Tissu broché et riches bayadères.
Qui resplendit telle une lumière.
Au centre un gracieux Récamier,
Tendu de rouge velours panné,
A l'abri d'un paravent trois feuilles,
Délice de fleurs de nacre et d'ivoire incrustés.
Sur une laque brillante noire, comme le deuil.

Au mur adossée une crédence
Porte fière les plats d'argent,
Un sublime bronze de Paons Immenses
Entourés, De biscuits de talent.
Un haut chandelier fige sur ses branches
De longs pleurs de bougie, larmes molles
Une coulée blanche, fragile avalanche
Explosée en nuée de gouttes sur le sol.
Des soleils de dahlias, de pervenches
Partout sur des guéridons et des consoles
Offrent dans de charmants vases
Des rondes de fleurs folles.
Des boules bleues d'hortensia
Mariées aux faïences bleutées de Delf.
Piquées de perles, de rubans, de poinsettias.
Le gracieux compotier de cristal
Décoré de grassouillets petits elfes
Expose l'exotique ananas royal.
Et sur la marqueterie de la table
Le bouchon gravé, le carafon extra
Cristal de Murano ou Baccarat
Et un flacon de précieux vin de sable.
Ici et là, vibrent, fantaisie de grâce
Une subtile foison de lampes colorées
Doux flamboiement parsemées dans l'espace
Tulipes d'esthète en pâte de verre doré.,
Témoin d'art nouveau, audace, fontaine Wallace,
Et lumineux champignons signés Emile Gallé.

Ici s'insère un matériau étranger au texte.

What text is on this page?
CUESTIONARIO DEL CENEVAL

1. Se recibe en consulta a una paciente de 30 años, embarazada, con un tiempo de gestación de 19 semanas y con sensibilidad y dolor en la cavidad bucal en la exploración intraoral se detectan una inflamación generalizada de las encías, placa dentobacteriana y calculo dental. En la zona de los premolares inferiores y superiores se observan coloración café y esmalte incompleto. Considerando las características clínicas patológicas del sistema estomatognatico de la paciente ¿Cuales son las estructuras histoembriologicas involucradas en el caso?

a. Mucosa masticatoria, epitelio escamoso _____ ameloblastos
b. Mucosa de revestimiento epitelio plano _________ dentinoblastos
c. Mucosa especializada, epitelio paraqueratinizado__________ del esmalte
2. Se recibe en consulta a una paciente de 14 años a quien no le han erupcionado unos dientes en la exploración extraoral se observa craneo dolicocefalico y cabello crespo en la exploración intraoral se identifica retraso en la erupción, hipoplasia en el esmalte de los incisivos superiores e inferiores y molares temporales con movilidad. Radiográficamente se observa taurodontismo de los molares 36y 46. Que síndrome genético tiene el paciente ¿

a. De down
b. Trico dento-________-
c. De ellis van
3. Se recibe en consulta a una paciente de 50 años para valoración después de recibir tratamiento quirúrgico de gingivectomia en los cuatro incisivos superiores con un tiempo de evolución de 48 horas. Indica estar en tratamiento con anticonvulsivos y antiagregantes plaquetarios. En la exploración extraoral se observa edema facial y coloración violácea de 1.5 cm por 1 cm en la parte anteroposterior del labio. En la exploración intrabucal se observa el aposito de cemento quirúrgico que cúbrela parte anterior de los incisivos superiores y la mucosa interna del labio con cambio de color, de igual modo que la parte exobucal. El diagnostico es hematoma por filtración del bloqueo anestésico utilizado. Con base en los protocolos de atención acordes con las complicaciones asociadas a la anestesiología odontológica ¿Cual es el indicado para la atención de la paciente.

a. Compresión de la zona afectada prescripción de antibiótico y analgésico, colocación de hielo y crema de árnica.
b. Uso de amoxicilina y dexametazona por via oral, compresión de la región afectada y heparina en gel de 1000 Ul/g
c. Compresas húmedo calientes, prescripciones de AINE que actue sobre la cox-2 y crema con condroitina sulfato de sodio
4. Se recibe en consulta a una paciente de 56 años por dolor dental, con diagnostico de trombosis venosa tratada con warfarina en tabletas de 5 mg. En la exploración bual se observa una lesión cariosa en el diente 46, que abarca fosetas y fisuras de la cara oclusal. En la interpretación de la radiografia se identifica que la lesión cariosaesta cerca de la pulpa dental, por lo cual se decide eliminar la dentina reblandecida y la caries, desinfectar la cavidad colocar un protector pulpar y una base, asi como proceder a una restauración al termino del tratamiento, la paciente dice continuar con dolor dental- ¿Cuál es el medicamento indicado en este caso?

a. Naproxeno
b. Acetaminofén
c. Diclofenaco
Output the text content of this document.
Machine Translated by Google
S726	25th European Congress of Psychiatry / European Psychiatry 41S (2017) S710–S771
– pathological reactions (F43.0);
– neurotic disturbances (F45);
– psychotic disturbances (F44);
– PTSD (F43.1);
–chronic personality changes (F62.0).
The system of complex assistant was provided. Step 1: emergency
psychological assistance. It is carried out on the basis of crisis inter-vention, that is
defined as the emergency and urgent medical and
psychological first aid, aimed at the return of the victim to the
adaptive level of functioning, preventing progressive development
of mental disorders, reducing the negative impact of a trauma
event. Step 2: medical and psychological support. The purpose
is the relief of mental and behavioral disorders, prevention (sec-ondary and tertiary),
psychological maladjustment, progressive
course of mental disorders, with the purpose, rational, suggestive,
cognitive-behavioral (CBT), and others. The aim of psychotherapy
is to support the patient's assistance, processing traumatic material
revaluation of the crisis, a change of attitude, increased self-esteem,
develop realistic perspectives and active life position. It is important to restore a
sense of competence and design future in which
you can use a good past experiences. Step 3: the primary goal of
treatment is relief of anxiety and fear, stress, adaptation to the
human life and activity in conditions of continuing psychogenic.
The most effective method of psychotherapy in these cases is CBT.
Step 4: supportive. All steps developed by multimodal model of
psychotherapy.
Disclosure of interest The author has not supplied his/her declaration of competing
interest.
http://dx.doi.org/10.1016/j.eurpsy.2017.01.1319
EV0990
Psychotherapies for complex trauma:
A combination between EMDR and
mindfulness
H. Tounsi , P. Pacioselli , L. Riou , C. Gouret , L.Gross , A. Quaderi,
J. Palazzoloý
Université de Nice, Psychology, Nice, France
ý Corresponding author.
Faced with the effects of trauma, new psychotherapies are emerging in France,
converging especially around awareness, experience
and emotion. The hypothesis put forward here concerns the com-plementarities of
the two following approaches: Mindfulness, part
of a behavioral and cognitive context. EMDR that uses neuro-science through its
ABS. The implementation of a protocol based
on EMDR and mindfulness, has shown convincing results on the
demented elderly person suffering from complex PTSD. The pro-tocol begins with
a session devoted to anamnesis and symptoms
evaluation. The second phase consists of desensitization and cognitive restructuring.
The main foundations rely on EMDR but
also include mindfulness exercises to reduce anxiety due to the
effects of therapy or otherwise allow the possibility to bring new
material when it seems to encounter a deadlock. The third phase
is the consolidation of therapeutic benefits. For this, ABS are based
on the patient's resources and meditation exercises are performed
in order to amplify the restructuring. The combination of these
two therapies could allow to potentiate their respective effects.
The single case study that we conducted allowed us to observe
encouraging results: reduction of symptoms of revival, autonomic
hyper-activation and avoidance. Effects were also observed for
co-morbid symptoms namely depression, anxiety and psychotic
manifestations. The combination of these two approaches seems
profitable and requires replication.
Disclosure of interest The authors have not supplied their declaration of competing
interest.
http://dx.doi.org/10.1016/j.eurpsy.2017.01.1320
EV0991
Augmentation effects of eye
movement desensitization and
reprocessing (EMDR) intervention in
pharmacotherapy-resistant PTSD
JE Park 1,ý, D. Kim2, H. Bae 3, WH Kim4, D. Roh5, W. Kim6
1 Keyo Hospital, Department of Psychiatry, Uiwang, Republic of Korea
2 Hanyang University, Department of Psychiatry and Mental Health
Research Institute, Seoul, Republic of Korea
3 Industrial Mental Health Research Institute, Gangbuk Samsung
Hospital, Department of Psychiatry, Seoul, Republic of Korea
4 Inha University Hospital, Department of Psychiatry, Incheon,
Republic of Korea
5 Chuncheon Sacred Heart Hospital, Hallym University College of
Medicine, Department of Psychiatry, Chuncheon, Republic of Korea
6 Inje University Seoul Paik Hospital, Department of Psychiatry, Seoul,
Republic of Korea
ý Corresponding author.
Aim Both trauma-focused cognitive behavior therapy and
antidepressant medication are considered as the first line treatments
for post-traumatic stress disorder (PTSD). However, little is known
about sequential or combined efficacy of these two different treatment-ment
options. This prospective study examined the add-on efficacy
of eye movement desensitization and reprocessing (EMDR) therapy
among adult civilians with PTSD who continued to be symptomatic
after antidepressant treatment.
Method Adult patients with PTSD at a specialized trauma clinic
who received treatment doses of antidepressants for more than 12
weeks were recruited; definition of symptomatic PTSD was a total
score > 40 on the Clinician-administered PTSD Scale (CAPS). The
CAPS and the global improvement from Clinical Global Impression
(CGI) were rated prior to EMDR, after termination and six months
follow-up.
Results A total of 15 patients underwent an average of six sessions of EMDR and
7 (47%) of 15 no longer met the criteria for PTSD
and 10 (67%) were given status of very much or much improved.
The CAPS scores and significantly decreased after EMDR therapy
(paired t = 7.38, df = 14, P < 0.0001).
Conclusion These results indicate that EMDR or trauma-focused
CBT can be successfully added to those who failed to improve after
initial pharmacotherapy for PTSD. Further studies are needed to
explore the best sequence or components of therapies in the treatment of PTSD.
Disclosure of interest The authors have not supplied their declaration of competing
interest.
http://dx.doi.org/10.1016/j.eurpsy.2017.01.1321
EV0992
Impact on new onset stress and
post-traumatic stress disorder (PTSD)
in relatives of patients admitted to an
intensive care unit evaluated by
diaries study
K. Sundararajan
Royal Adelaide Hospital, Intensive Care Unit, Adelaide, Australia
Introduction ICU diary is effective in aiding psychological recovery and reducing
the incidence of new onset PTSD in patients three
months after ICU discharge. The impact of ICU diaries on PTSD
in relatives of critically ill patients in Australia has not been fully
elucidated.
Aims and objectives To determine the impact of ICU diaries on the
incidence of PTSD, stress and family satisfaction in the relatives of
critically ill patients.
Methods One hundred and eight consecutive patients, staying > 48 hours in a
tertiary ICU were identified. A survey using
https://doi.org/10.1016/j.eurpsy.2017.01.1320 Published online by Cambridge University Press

Vers le fond de ce jardin d'hiver
Une fontaine chante, un roucoulis craché
Sur un profond évier de pierre
Qui se reflète dans la haute psyché.
Un chèvrefeuille s'enroule
Sur une gloriette de fer forgé
Un écritoire chef d'œuvre de Boulle
Et un bonheur du jour au tiroirs secrets,
Exhalent l'eau de rose et l'entêtante violette,
Le musc, l'Ilang, le jasmin, le muguet suranné,
Les effluves de pétales de fleurs sur des assiettes
Et l'odeur entêtante des lianes de rosier.
Sur la chaise longue en rocaille
Se balance la crinoline abandonnée,
Les longs gants, la capeline de paille,
Deux souliers de satin, un éventail moiré
La longue robe de shantung de soie
Brillant bleu camaïeu de lune levée
Couleur de la douce nuit sur le toit.


L'ombre s'étale dans le jardin,
La porte vitrée s'ouvre avec lenteur
Quatre griffes du divin félin
Poussent et entre dans la lueur,
En quête de son douillet coussin
Paisible symbole du bonheur.
Lent, il rampe danse, avance
Précieux habitant de douceur
En silence, yeux en observance
Le Persan est un empereur
Le doux souffle d'air entre avec lui
Fait voleter les pétales, la charmille
Et voici d'un coup son pelage fleuri
Les éclats de lune scintillent
Et maquillent de bijoux, doux Mistigri.
Fauve aimé au parfum de vanille,
Qui agile, d'un seul bond précis
Se soulève, éclair souple, ombre qui brille
Ses muscles habiles jamais ne vacillent
Et s'élèvent sans que le parquet ne crie.
Dans l'ombre légère de lapis-Lazuli
S'étire, baille, indolent, sensuel et tranquille,
Se couche, se toilette, enfin s'assoupit,
Ferme ses yeux d'or aux fascinantes pupilles,
Dans le parfum d'une calme et tiède nuit.